Resident Jiin Artis of Short Hills said for seven of the nine years she has lived in the township her children have attended Tae Kwon Do classes in Summit, which has parking challenges similar to those in Millburn, and there have been no problems.

She added she has seldom, if ever, shopped in downtown Millburn but would begin doing so if her children attended the Millburn Avenue facility.

Artis also said since the parents of Tae Kwon Do students were committed to its discipline they would follow the parking rules set down by Kwan and her staff.

Jessie Wilt of Madison, whose children attend the Tiger facility in Florham Park, said she now did much of her shopping in Florham Park because of the location of the facility there.

She also commended the Tiger instructors for putting on anti-bullying presentations in local schools.

One resident, however, said his children had attended Tae Kwon Do classes and he had never seen only six parents in a facility, as claimed by the Tiger owners and their supporters.

He added he was afraid someone would be hurt because there were more people in the facility than the building could handle.

Board Chairman Joseph Steinberg said he was somewhat concerned that, since the variances granted to the facility “would go with the land” future tenants might not be as cognizant of the potential parking problems as Kwan.

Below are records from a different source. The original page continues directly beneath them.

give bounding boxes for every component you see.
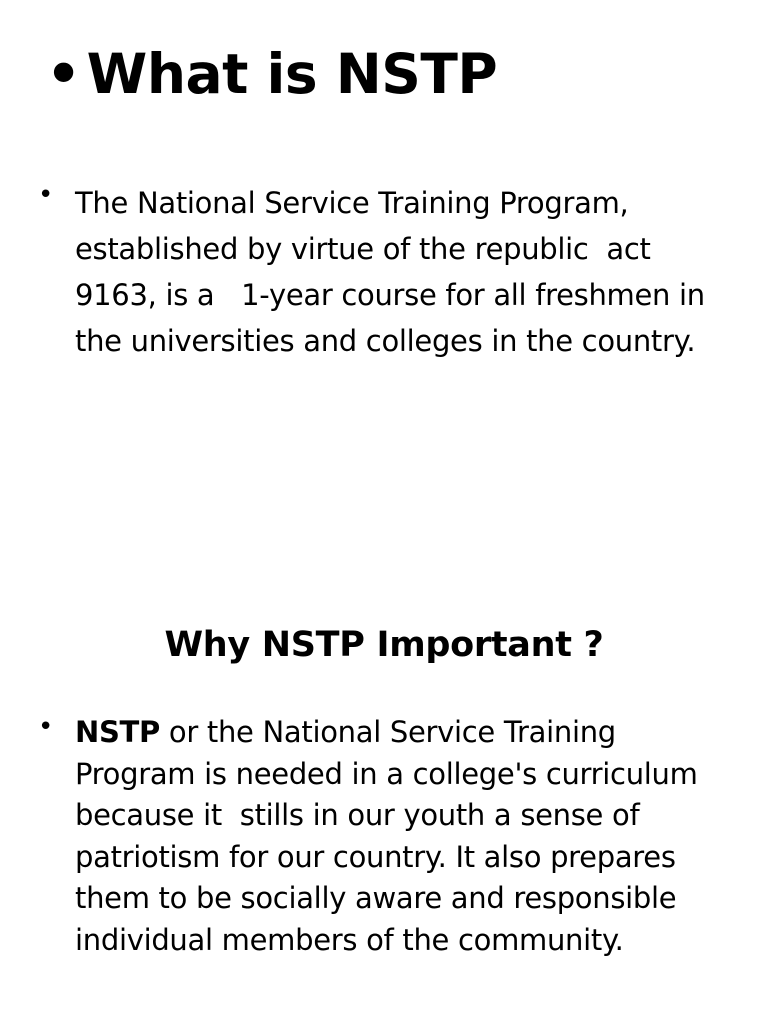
bullet-marker: • <box>38 712 54 742</box>
definition-bullet <box>38 180 738 364</box>
title-bullet: • <box>46 42 81 106</box>
importance-bold-term: NSTP <box>75 715 160 749</box>
bullet-marker: • <box>38 180 54 210</box>
importance-text: or the National Service Training Program is needed in a college's curriculum because it stills in our youth a sense of patriotism for our country. It also prepares them to be socially aware and responsible individual members of the community. <box>75 715 707 957</box>
page-title <box>46 44 497 105</box>
importance-bullet <box>38 712 738 961</box>
importance-paragraph <box>75 712 738 961</box>
title-text: What is NSTP <box>86 42 498 106</box>
definition-text: The National Service Training Program, established by virtue of the republic act 9163, is a 1-year course for all freshmen in the universities and colleges in the country. <box>75 186 714 358</box>
section-heading: Why NSTP Important ? <box>164 625 604 665</box>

In the end, however, board members felt that since the facility was to be located on the second floor it would not present as many problems as a first floor facility and it might bring some benefits to the central business district.

They also included as a condition of their approval the purchase of three employee parking permits by Kwan.

Board members felt this would alleviate congestion in the building’s parking lot by leaving the three allocated spaces available for parents with parking available in surrounding municipal lots for those unable to park in back of the building.